If you're feeling more optimistic, go for a set of letters. You can choose to work on abcd boxes first. If you'd like to replicate your language corner and execute your lessons using the Montessori Language method, you can start digging up for objects beginning with the letter c first. If you can manage a couple more boxes, you can work on cfim boxes, so you can carry put the first set of lessons using the Montessori way.

Ransack your children's toy boxes for unused objects and dig up your store room (if you know there's treasure in there somewhere) for any old toys that you may have forgotten you ever had.

Start out by finding at least 3 objects for each letter you've decided to work on. Once you've managed to collate enough objects; (between 3 to 5 objects for one alphabet box is good), you can move on to the next step of making the matching word cards.

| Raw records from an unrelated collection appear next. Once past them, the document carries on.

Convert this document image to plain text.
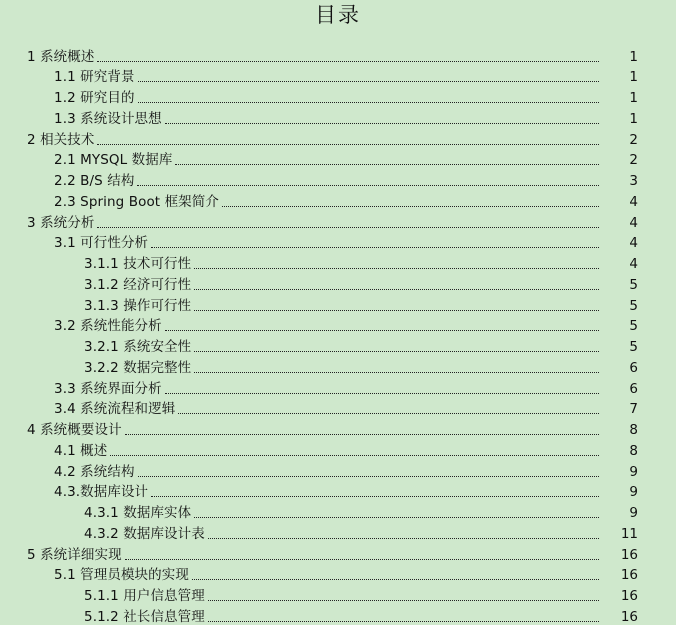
目录
1 系统概述	1
1.1 研究背景	1
1.2 研究目的	1
1.3 系统设计思想	1
2 相关技术	2
2.1 MYSQL 数据库	2
2.2 B/S 结构	3
2.3 Spring Boot 框架简介	4
3 系统分析	4
3.1 可行性分析	4
3.1.1 技术可行性	4
3.1.2 经济可行性	5
3.1.3 操作可行性	5
3.2 系统性能分析	5
3.2.1 系统安全性	5
3.2.2 数据完整性	6
3.3 系统界面分析	6
3.4 系统流程和逻辑	7
4 系统概要设计	8
4.1 概述	8
4.2 系统结构	9
4.3.数据库设计	9
4.3.1 数据库实体	9
4.3.2 数据库设计表	11
5 系统详细实现	16
5.1 管理员模块的实现	16
5.1.1 用户信息管理	16
5.1.2 社长信息管理	16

(2) Word cards can be typed out on your computer to be printed out. Lamination of cards is highly recommended to preserve their lifespan. If you don't own a printer or laminator, purchase thick cardboard-type paper for your word cards & just use a marker to write the names of your objects on them.

Imagine this...

If your child can sight-read 5 word cards for every letter box you have done up, it will mean that he or she would've accumulated the encyclopedic memory of 130 words by the time all 26 letter sounds of the alphabet.

(3) Make your own sandpaper letter cards. Some ideas and detailed steps shared at this link.

(4) Get a box that can fit all your objects and word cards.

(5) This is optional, but Budsy highly recommend this. I have had many successes with my students and my own children by trying to find time to fit this in daily.

Find books that tell simple stories to reinforce the letter sounds you are planning to introduce. For example, this Mixed-up Chameleon book by Eric Carle can be used to reinforce the sound /c/. ie. /c/ as in the first letter sound in the word chameleon.

Imagine this...

If you read a book for every letter of the alphabet you have taught your child, it will mean you have read 26 books to your child upon completion on single letter sounds.

If you start out (single letter sounds) with your baby at a younger age and babies, as we know it, will enjoy variety as much as he does repetition... and say you tell 4 different story books for the 4 different times you reinforce your lessons on every letter sound, it will mean that your child has had 104 books read to him/her.

Consistent reading session with our babies offers calm bonding time and the amount of vocabulary absorbed by the child is immense. A child's journey towards learning to read can be easily catapulted with regular reading sessions. Reading age-appropriate books that interests our young children has been known to accelerate their reading progress.

(6) If you have other relevant resources that you think might interest your child and reinforces the letter sounds at the same time, you can choose to make them accessible to your child on your shelf. (Note : Ensure items that are made accessible are safe for your child to use at all times)

It can be, letter books, letter puzzles, musical instruments, fun letter worksheets or crafts to make, (etc) or even say baking cupcakes (to reinforce letter c), go fishing or get a pet fish (to reinforce letter f), (etc)..

Just be sure to display what you have neatly. Montessori shelves should look orderly and uncluttered. Even if we have a lot of resources, we don't have to display them all at once. We can rotate them to keep the interest going. 

Colour code your shelves by using similar coloured trays and boxes to help with the order of materials in your Montessori nook. Too many colours may look cluttered and disorderly.

(7) Finally, put up your stash already! Display your language corner with pride and you're ready to work with your child in your nice new set-up.